Aladikkumulai is a village located in Pattukkottai Taluk, Thanjavur district, Tamil Nadu, India. It is one of the best environmental village in the thanjavur district and the village people are various communities, Veerakodi Vellalar and Nadar, Devar, Ambalakarar, Yadava, Adi Dravida, Muslims and Christians are live in this village. It is located very near the Pattukkottai town. It is sparsely populated.
The village contains a pond called 'Thamarai Kulam', which is most beautiful with the growth of lotus.
The village has a government primary and high school. Also has a private school named 'Brindhavan Higher Secondary School'.
The other name for this village is 'Thamaraikkudikaadu'(தாமரைக்குடிகாடு).

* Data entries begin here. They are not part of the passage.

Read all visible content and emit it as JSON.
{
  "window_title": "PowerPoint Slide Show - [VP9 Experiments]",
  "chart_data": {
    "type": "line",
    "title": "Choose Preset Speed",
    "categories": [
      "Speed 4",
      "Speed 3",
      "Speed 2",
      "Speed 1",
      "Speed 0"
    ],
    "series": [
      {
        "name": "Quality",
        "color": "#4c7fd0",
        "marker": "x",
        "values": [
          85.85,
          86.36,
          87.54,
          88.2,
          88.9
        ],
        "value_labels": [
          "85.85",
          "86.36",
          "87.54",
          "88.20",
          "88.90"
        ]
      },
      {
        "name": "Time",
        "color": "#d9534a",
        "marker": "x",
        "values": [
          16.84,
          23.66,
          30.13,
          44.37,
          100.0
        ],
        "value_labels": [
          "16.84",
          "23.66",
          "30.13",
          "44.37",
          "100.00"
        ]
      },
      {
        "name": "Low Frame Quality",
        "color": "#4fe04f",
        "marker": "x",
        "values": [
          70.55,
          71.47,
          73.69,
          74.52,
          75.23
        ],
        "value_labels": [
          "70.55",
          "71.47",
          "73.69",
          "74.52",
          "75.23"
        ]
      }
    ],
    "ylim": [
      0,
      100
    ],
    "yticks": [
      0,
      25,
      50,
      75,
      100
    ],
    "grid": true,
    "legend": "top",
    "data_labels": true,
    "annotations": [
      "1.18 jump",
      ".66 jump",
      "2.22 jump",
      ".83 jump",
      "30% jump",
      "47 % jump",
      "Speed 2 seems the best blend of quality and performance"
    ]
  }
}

Most of the residents are educated. Agriculture used to be the main occupation, but this has declined in popularity, possibly due to lack of water and reduced profitability. There is a temple dedicated to Mari Amman for whom a festival is conducted every year.

Other temples located in this village are Sri Muthumariamman, Sri Kaliamman, Sri Nagathamman, Sri Veeranar, Sri Muneeswaran and Sri Vinayagar.

Tamil is the official language and is predominantly spoken. English is widely understood in the village area. Both languages are widely used for various purposes such as commerce, in the village.